I tend to stay away from making “resolutions” in the new year because I think its silly to resolve to be better or give something up just because its January.  I’d rather make a goal to try to reach.  So I am making some bookish/blogging goals for 2012.

Now, as an educator I know a goal has to be specific, measurable, and realistic.  So, lets see if my goals fit the description.

2012 Debute Author ChallengeGoal #1: Participate in and complete the 2012 Debut Author Challenge

Kristi at The Story Siren hosts this challenge and it sounds like a good way to discover new authors and meet some new book bloggers. All I have to do is read and review a minimum of twelve young adult or middle grade debut novels between the dates of January 1, 2012 – January 31, 2013.  Sounds good!  NetGalley is helping me out with the Advanced Reader Copies  (thank you NetGalley!) so I can get my hands on some of these titles.  Here are the books I have e-book copies of and plan on using in the 2012 DAC:

  • Halflings by Heather Burch
  • Don’t You Wish by Roxanne St. Claire
  • Seraphina by Rachel Hartman
  • The Whole Story of Half a Girl by Veera Hiranandani
  • May B. by Caroline Rose
  • Cross My Heart by Sasha Gould
  • After the Snow by S.D. Crockett
  • The Edumacation of Jay Baker by Jay Clark

So, thats already 8 titles I plan on counting towards my goal. Specific? Yes.  Measurable? Yes. Realistic?  I think so.  That’s 1 book per month or more if I’d like. I can spread them out however I like.
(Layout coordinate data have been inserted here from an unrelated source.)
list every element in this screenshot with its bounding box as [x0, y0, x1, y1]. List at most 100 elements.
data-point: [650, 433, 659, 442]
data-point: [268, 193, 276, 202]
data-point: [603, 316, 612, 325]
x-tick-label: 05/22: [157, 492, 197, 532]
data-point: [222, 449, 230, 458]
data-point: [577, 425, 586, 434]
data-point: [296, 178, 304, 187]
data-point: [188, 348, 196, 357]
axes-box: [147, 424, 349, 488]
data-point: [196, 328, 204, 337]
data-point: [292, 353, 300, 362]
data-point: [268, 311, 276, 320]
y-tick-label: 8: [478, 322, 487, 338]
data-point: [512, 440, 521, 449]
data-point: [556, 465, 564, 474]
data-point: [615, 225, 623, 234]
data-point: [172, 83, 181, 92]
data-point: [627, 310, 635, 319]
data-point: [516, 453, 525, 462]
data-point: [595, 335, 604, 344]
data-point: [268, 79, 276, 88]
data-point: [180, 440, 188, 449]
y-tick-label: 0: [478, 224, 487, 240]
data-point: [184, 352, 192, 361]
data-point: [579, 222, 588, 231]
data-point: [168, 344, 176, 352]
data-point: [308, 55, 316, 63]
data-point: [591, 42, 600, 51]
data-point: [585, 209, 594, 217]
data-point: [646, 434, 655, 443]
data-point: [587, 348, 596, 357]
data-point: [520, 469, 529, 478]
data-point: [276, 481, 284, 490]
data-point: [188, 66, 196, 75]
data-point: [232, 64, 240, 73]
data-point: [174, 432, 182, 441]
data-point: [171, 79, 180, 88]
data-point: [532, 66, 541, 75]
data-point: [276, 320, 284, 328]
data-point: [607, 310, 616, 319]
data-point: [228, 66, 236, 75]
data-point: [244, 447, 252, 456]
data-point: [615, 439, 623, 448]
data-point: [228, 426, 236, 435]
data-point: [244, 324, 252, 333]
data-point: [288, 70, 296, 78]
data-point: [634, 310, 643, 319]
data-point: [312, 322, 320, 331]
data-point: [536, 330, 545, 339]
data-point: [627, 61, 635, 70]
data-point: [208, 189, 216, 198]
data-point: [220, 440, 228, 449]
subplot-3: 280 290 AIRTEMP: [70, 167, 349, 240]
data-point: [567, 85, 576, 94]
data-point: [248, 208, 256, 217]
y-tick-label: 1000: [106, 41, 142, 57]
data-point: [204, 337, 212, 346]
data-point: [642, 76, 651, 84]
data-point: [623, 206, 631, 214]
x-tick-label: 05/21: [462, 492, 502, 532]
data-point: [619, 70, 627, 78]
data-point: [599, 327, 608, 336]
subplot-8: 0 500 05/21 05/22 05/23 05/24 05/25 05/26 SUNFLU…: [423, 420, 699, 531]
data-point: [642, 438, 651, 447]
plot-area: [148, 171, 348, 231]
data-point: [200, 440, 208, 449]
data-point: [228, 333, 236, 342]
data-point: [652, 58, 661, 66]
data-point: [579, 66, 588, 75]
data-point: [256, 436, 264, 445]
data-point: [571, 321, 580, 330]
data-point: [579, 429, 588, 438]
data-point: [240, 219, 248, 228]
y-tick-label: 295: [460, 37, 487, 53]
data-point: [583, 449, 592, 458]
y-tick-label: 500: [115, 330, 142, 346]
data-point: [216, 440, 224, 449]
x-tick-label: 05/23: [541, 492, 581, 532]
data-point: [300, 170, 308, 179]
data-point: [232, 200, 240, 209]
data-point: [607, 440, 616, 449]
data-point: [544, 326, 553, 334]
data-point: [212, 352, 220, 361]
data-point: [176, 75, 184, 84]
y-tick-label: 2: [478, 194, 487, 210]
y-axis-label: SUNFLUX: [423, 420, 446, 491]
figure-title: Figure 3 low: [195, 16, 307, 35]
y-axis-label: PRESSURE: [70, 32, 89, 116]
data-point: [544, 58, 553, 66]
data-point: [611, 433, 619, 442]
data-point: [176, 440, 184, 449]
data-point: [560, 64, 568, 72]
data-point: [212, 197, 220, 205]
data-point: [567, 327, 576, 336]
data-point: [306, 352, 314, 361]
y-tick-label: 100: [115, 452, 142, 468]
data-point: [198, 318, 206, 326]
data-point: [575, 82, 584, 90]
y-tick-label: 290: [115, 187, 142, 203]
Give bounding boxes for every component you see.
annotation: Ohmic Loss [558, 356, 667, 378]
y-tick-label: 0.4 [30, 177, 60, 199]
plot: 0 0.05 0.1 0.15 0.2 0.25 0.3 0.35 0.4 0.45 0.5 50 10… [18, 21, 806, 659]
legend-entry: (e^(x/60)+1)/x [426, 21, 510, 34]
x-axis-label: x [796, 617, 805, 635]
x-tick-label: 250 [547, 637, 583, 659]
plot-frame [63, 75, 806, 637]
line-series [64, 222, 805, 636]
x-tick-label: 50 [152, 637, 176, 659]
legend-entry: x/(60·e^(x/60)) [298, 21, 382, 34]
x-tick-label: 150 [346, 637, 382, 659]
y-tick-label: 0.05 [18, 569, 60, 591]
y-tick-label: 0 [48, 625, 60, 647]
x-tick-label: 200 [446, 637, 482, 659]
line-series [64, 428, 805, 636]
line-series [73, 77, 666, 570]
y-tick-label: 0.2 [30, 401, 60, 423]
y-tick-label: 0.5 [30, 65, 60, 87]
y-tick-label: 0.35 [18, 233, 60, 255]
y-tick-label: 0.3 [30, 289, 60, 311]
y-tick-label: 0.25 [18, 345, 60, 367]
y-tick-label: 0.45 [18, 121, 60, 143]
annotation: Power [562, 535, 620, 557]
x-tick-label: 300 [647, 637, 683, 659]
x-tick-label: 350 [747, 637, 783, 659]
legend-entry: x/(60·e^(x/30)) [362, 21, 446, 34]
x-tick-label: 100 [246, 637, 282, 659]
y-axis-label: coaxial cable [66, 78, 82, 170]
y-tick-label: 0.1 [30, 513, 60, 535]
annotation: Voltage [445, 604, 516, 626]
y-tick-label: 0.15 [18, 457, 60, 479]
Don’t forget I have two and a half months of summer break to look forward to!

Goal #2: Read 90 Books

This sounds pretty big for some people.  However, I read 69 books in 2011 so I think that 90 is a pretty good goal.  I think I could have read that much in 2011 if I had started the year with the same momentum I have now.  At the start of 2011 I was just trying out this YA/MG book blogging thing and wasn’t as purposeful about it.   So, specific? Yes. Measurable? Yes.  I keep track of all the books I’ve read on my Goodreads profile. Realistic?  Possibly.  Can I increase the number of books I read by 21?  Hopefully!!
Goal #3: Host 1 Giveaway

I’ve had the chance this past year to win a few giveaways hosted on other blogs.  I’d like to be able to do something similar and give away books as prizes.  I would have loved to do one to commemorate the one year anniversary of BookTasty, but I don’t think I can get it all set up in three days.  So, I’ll wait until another opportune time this year.  I will need some help with this though, so any other book bloggers out there who have hosted a giveaway before please feel free to send advice!  Specific? Sure!  Measurable? Yes.  Realistic? I think it is.  Remember I have until December 31, 2012 to achieve this goal!

So, there you go!  My goals for the new year!  Will I keep you posted?  Oh most definitely!

It seems that everyone else is making goals for 2012, what are some of your bookish or blogging goals for 2012?